Trotzdem: es ist und bleibt eine komplizierte Sache mit dem Frieden und mit unseren Bemühungen um Frieden. Etwa, als in diesem Sommer der lange Streit mit dem Iran zu Ende ging. Als im Atomstreit endlich eine Lösung gefunden wurde. Sie soll verhindern, dass der Iran Atombomben baut und nimmt zugleich den Menschen im Iran die Last der Sanktionen, die sie immer weiter verarmt haben. Ich habe mich darüber gefreut. Aber ich bin nicht sicher, dass auch hier die Engelsworte vom Frieden wirklich wahr geworden sind. Ist nun auch für die Menschen in Israel ein möglichst friedliches Leben gesichert? Das weiß im Moment noch niemand.
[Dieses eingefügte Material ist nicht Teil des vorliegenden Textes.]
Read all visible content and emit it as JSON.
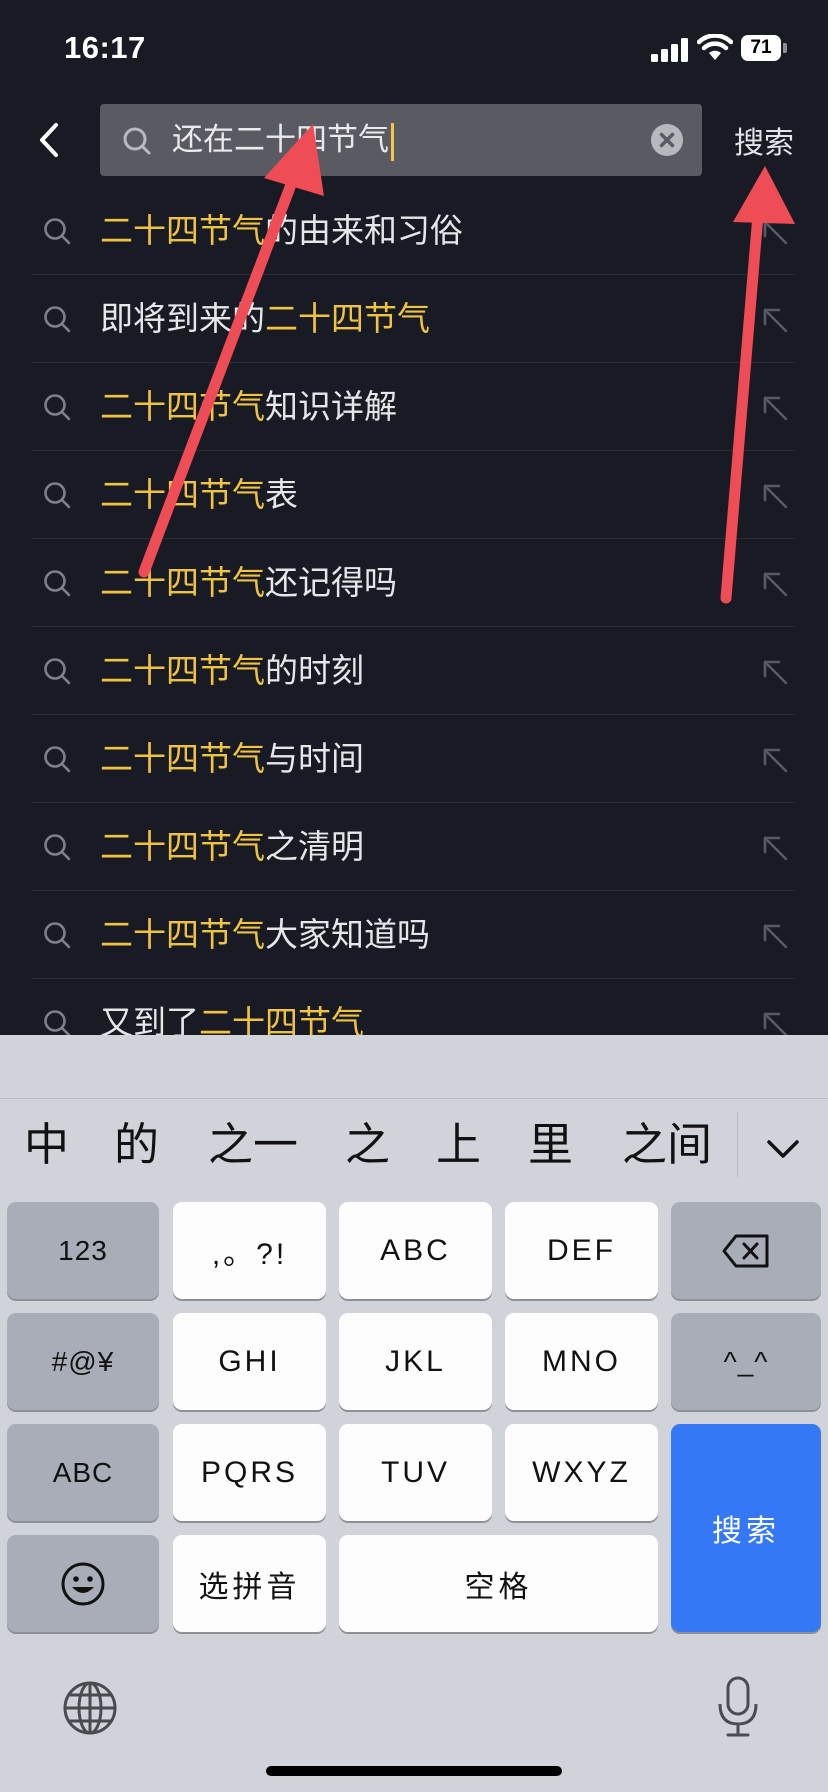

Die Engelsworte des Friedens treffen eben auf eine Welt, die ihren eigenen Regeln folgt. Der irdische Frieden ist meist das Ergebnis von langen Verhandlungen. Allerdings: Auch in denen muss oft genug mit Menschen- und mit Engelszungen geredet werden, wenn sie Erfolg haben sollen.

Musik

Irdischer Friede und himmlischer Friede sind nicht dasselbe, aber sie haben viel miteinander zu tun. Das macht die Geschichte deutlich, aus der die Engelsworte vom Frieden stammen: die Weihnachtsgeschichte. Sie geht so:

"Es begab sich aber zu der Zeit, dass ein Gebot von dem Kaiser Augustus ausging, dass alle Welt geschätzt würde. Und diese Schätzung war die allererste und geschah zurzeit, da Quirinius Statthalter in Syrien war. Und jedermann ging, dass er sich schätzen ließe, ein jeder in seine Stadt.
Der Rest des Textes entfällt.